Setiap Hari Sebenarnya Kita Dihypnosis

Orang kebanyakan berpikir bahwa kalau dihipnosis itu harus dalam kondisi diterapi, tapi sebetulnya tidak seperti itu. Tanpa sadar sebenarnya kita selalu dihipnosis oleh lingkungan kita.

Misalnya pada saat kita sedang nonton TV, iklan selalu ditayangkan berulang-ulang, sampai akhirnya tanpa sadar iklan itu masuk dalam bawah sadar kita dan menjadi program otomatis di pikiran sadar kita. Coba aja test ke diri sendiri dan teman sekitar, kalau mau beli cola merk apa? Kalau mau beli hp merk apa? Mau beli pembalut wanita merk apa? Mau beli air mineral merk apa? merk Mie apa yang paling anda ingat? Jawabannya pasti kurang lebih sama. Ini adalah salah satu bentuk self hypnosis yang tidak disadari.

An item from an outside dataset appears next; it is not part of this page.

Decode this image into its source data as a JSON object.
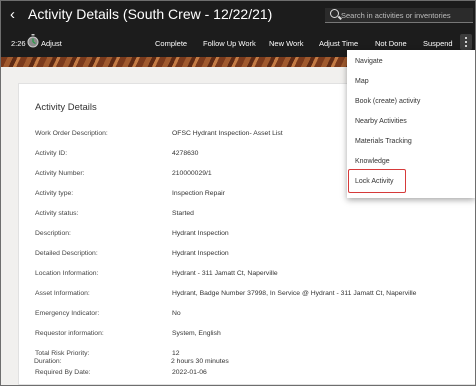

Mengapa bisa begitu, karena salah satu cara untuk bisa masuk dalam bawah sadar seseorang itu adalah dengan melalui repetisi dan paling efektif jika dilakukan dalam kondisi trance atau kondisi hipnosis.

Jadi apa yang bisa kita petik manfaatnya bagi kita sebagai manusia? Selalu lah mengisi pikiran kita dengan hal-hal yang baik dan berguna. Terutama untuk anak kecil dimana anak kecil itu sebenarnya bawah sadarnya masih sangat terbuka, itulah sebabnya anak kecil bisa memiliki teman imaginasi. Karena salah satu ciri kondisi orang dalam keadaan trance adalah positive halusinasi. Pada saat deep trance, bawah sadar seseorang bisa dengan mudah dipengaruhi. Anak kecil sering sekali keluar masuk kondisi trance tanpa dia sadari. Jika pada saat kondisi trance kita masukan suatu sugesti yang negatif, misalnya “kamu memang anak bodoh dan nakal”. Jadilah dia seperti apa anda ucapkan karena ingatan yang paling kuat di bawah sadar dia adalah “bodoh dan nakal” sehingga kalau ditanya kamu anak yang apa? Jawaban refleksnya adalah: bodoh dan nakal dan seterusnya anak ini akan jadi anak yang bodoh dan nakal sampai ada orang yang bisa mencabut program negatif itu dari bawah sadarnya dan mengisinya dengan hal yang lebih positif. Orang bilang ini mirip kutuk. Mungkin saja benar, kutuk yang tidak disadari.

Jadi hati-hatilah anda mencerna informasi negatif ataupun dalam memberikan informasi negatif ke anak Anda. Gunakanlah kata-kata positif, itu lebih aman. Daripada berkata “kamu jangan nakal”, kenapa tidak kita ubah menjadi “jadilah anak yang baik”.